If you asked most fans how they’ll remember the 2025 season for the Mets, the most likely answer is how they went from being 21 games over .500 and having the best record in the majors in mid-June to not making the playoffs. The next answer is likely how the team was snake bit with injuries. In all, the Mets made 32 moves during the season where they placed a player on the IL. That sounds like a lot. But we can’t know if that’s true or not without looking at all of the teams in baseball. So, let’s do that.
The following table was created with information from. the Roster Resource section on FanGraphs. The “Transferred” column indicates how many times a player was moved to the 60-day IL. The “Placed-Activated” column essentially tells us how many season-ending injuries each club had. Here are the numbers:
The table is sorted by the “Placed” column, which counts how many times a player was put on the IL. You can sort the table by any column you wish. The Mets ranked tied for eighth with the most IL moves. They were tied for third with players being moved to the 60-day IL. Finally, they tied for 5th in season-ending injuries.
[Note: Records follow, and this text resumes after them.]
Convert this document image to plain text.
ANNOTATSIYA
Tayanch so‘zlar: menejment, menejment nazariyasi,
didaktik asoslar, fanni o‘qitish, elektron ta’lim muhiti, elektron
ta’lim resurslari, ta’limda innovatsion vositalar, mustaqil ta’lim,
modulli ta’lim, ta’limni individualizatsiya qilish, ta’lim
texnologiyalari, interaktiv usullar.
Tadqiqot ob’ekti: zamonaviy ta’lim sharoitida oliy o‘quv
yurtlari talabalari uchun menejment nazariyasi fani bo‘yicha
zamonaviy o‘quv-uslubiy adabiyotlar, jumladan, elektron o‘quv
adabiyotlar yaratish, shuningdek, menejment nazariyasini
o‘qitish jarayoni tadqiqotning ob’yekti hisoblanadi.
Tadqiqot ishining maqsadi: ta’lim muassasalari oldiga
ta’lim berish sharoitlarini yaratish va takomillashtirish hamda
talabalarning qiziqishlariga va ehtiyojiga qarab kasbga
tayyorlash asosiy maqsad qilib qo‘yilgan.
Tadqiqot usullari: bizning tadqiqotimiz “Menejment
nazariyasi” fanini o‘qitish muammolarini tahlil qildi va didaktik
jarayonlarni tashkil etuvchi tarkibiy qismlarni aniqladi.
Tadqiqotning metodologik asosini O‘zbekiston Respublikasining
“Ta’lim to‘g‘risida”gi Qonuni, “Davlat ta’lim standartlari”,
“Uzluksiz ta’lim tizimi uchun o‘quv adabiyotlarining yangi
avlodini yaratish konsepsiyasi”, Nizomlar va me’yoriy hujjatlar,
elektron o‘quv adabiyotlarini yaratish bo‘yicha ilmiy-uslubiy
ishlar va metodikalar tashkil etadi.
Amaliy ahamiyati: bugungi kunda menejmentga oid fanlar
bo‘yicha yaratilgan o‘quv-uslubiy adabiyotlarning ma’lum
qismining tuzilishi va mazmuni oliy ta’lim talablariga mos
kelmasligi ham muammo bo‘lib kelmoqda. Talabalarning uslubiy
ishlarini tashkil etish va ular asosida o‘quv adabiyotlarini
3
My initial takeaway is that the Mets didn’t rank as the worst in any of these categories. But while they can’t say they had an unprecedented run with injuries, they were consistently in the top 10, ranking as high as third. Contrast the Mets with the NL East champion Phillies. When it came to times utilizing the IL, the Phillies ranked last in the majors, making about half of the moves that the Mets made. That’s startling to me. And when it comes to moves to the 60-day IL, the Mets made four times as many of these moves compared to the Phillies. And the Mets had over three times as many season-ending injuries as the Phillies.
It pays to stay healthy.
Of course, these are all raw numbers, making no account for the quality of players winding up on the IL. The Mets were fortunate in this respect, as none of their top three players spent time on the IL in 2025, even if Francisco Lindor should have done that. Here are the guys from the top 20 in payroll from the Mets who spent time on the IL:
4 – Starling Marte
6 – Sean Manaea
8 – Frankie Montas
9 – Jeff McNeil
10 – Kodai Senga
12 – A.J. Minter
13 – Jesse Winker
16 – Griffin Canning
17 – Paul Blackburn
18 – Tyrone Taylor
19 – Jose Siri
20 – Tylor Megill
That’s 12 players of the 17 from fourth to 20 in salary this year. And five of those had season-ending injuries.
Another thing this doesn’t take into account is positional grouping. The Mets started the year with Blackburn, Manaea and Montas all on the IL. Blackburn gets activated on 6/2 but Senga goes on the IL on 6/13 and Megill follows on 6/17. They get Montas back on 6/24 but Canning hits the IL on 6/27 and Blackburn goes back on 7/3. They never had fewer than two starters on the IL and at one point had five SP shelved. And that’s not counting Christian Scott, who was lost for the year and didn’t pitch a single inning.
And this has followed me into football season. The Vikings haven’t had fewer than eight players out in the first five weeks of the season. And here in Week 5, they have 15 players out. That includes their starting QB, starting RB, three starting OL, and two defensive starters – an edge rusher (who made the Pro Bowl last year) and a linebacker. And just for giggles, they’re also missing a reserve offensive lineman, too. They’re playing their third-string center this week, someone who’s never played a single snap at that position in the NFL.
Unfortunately, injuries are part of sports. You just have to hope that these things even out in the long run. The Vikings were pretty healthy last year, so perhaps this year is just cosmic payback of a sorts. And assuming that MLB injuries are sort of consistent from year to year here in the 2020s (which is just a theory) – the Mets were fairly healthy in 2024, too. They made just 21 moves where they placed someone on the IL. If that was their total in 2025 – it would have ranked 22nd.
Thanks for putting this in perspective Brian. Another thing to consider is Lindor’s foot injury and Nimmo’s plantar fasciitis. Neither of them went on the IL. But their injuries whether stated or not I have to believe impacted their play.
In my post the other day about the pitching, I think the injuries and the moves really hurt the team as well, in ways to see it all out on paper was kind of shocking. But then it shouldn’t have been so surprising in the context of the slow bleed of the season.
Health was a factor, and O would accept it as the overriding them of 2025…except for an ugly ugly September, including an awful and impotent dropping of 2 of 3 vs Nats in Citifield, combined with the brutal final series, with fame 162 being the cherry on top. Injuries were not a factor in that ugliness. If they limped in, clinched before the final series, and got smoked by the Dodgers because they were out of pitching…different story.